Localized histiocytic sarcoma,  disseminated histiocytic sarcoma and malignant histiocytosis are fairly rare tumors overall but occur with high incidence in Bernese Mountain dogs, Rottweilers, Flat Coated Retrievers, and Golden Retrievers. Histiocytic sarcomas are very aggressive tumors, and can therefore become very invasive (destroy normal surrounding tissues) as well as have a high rate of metastasis (spreading to other areas of the body). Localized histiocytic sarcoma lesions most commonly are found in the spleen, lymph nodes, lung, bone marrow, skin, brain, and joints of the limbs. Disseminated histiocytic sarcoma and malignant histiocytosis are multi-system, rapidly progressive diseases in which there is simultaneous involvement of multiple organs such as the spleen, lymph nodes, lung, bone marrow, and skin.

What causes this cancer in dogs?

  • The cause of this group of diseases is largely unknown.

What are the most common clinical signs of this disease?

  •  Dogs with histiocytic sarcoma typically have non-specific signs such as anorexia, weight loss, and decreased energy.

  • Other signs depend on the organs involved and are usually a consequence of destructive mass formation. For example, if there is a large mass in the lungs, a dog may experience coughing or difficulty breathing. If the brain is involved, you may see seizures, incoordination, and paralysis. If a joint is involved, lameness or limping is often seen.

How is histiocytic sarcoma diagnosed?

  • Most histiocytic sarcomas can be diagnosed via cytology (needle aspiration; where a small needle is inserted into the mass and cells are removed and evaluated under a microscope) or biopsy (a piece of tumor tissue is removed under sedation). Occasionally, a histiocytic sarcoma tumor can look identical to other types of tumors, so additional tests may be recommended to get a definitive diagnosis.
  • Due to the high risk of dissemination (spreading throughout the body) we typically recommend blood work, radiographs of the chest, and an ultrasound of the abdomen to look for evidence of disease spread. An evaluation of your pets’ bone marrow may also be recommended, especially if your pet is anemic. A bone marrow evaluation does require mild sedation, but is typically not painful for your pet. 
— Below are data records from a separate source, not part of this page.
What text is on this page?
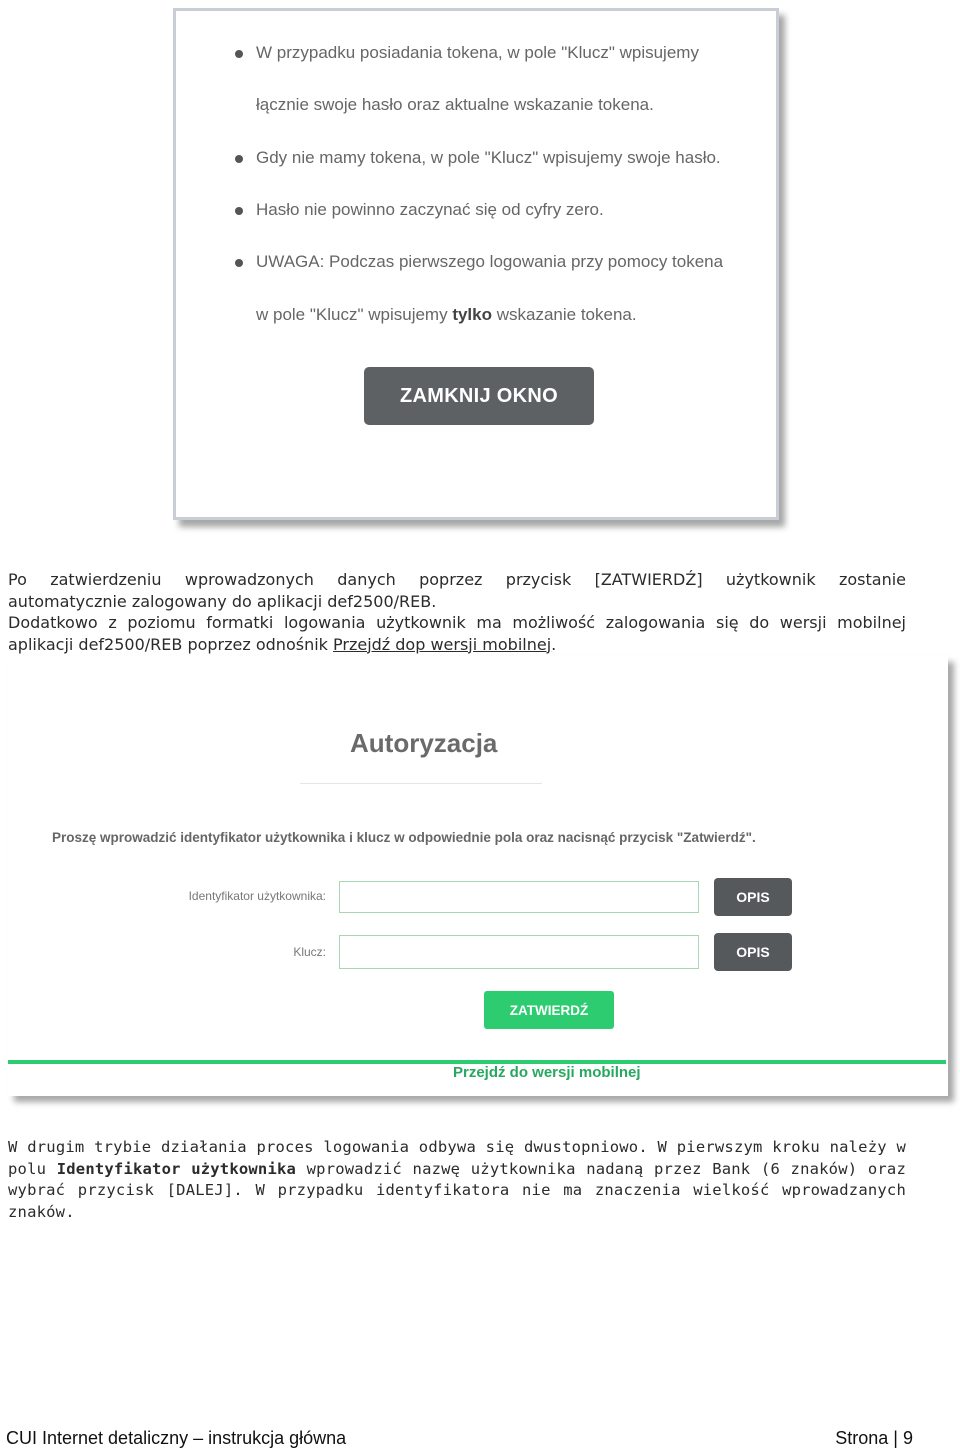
W przypadku posiadania tokena, w pole "Klucz" wpisujemy
łącznie swoje hasło oraz aktualne wskazanie tokena.
Gdy nie mamy tokena, w pole "Klucz" wpisujemy swoje hasło.
Hasło nie powinno zaczynać się od cyfry zero.
UWAGA: Podczas pierwszego logowania przy pomocy tokena
w pole "Klucz" wpisujemy tylko wskazanie tokena.
ZAMKNIJ OKNO
Po zatwierdzeniu wprowadzonych danych poprzez przycisk [ZATWIERDŹ] użytkownik zostanie
automatycznie zalogowany do aplikacji def2500/REB.
Dodatkowo z poziomu formatki logowania użytkownik ma możliwość zalogowania się do wersji mobilnej
aplikacji def2500/REB poprzez odnośnik Przejdź dop wersji mobilnej.
Autoryzacja
Proszę wprowadzić identyfikator użytkownika i klucz w odpowiednie pola oraz nacisnąć przycisk "Zatwierdź".
Identyfikator użytkownika:	OPIS
Klucz:	OPIS
ZATWIERDŹ
Przejdź do wersji mobilnej
W drugim trybie działania proces logowania odbywa się dwustopniowo. W pierwszym kroku należy w polu Identyfikator użytkownika wprowadzić nazwę użytkownika nadaną przez Bank (6 znaków) oraz wybrać przycisk [DALEJ]. W przypadku identyfikatora nie ma znaczenia wielkość wprowadzanych znaków.
CUI Internet detaliczny – instrukcja główna	Strona | 9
How is this cancer treated?

  • If your pet has a localized histiocytic sarcoma, surgery or radiation therapy may be recommended as part of the treatment protocol. If the lesion is periarticular (in the joint tissue of a limb), amputation of that limb may be recommended or radiation therapy to the joint may be recommended.
  • If your pet has disseminated histiocytic sarcoma, surgery will likely not be recommended.
  • Due to the high rate of metastasis (spreading), some form of chemotherapy is usually recommended. There are several chemotherapy medications that have shown effectiveness in patients with histiocytic sarcoma, such as lomustine and doxorubicin.
    • Will chemotherapy be recommended?

If there is spread of the disease at diagnosis or there is a high chance of the disease spreading then chemotherapy will be recommended.

    • Will radiation therapy be recommended?

If the disease is mostly localized, then radiation therapy will be recommended.

What is the prognosis for my dog with histiocytic sarcoma?

  • Longer survival times have been seen in dogs that have microscopic disease or have localized tumors that have been surgically removed. Disseminated histiocytic sarcomas and malignant histiocytosis are both aggressive diseases that have a generally poor response to therapy. There are individual animals that can, however, do well.

What is on the horizon for this cancer?

  • New drugs are currently being investigated for their effectiveness in the treatment of this disease. There is some indication that some drugs used to treat women with osteoporosis may be of benefit.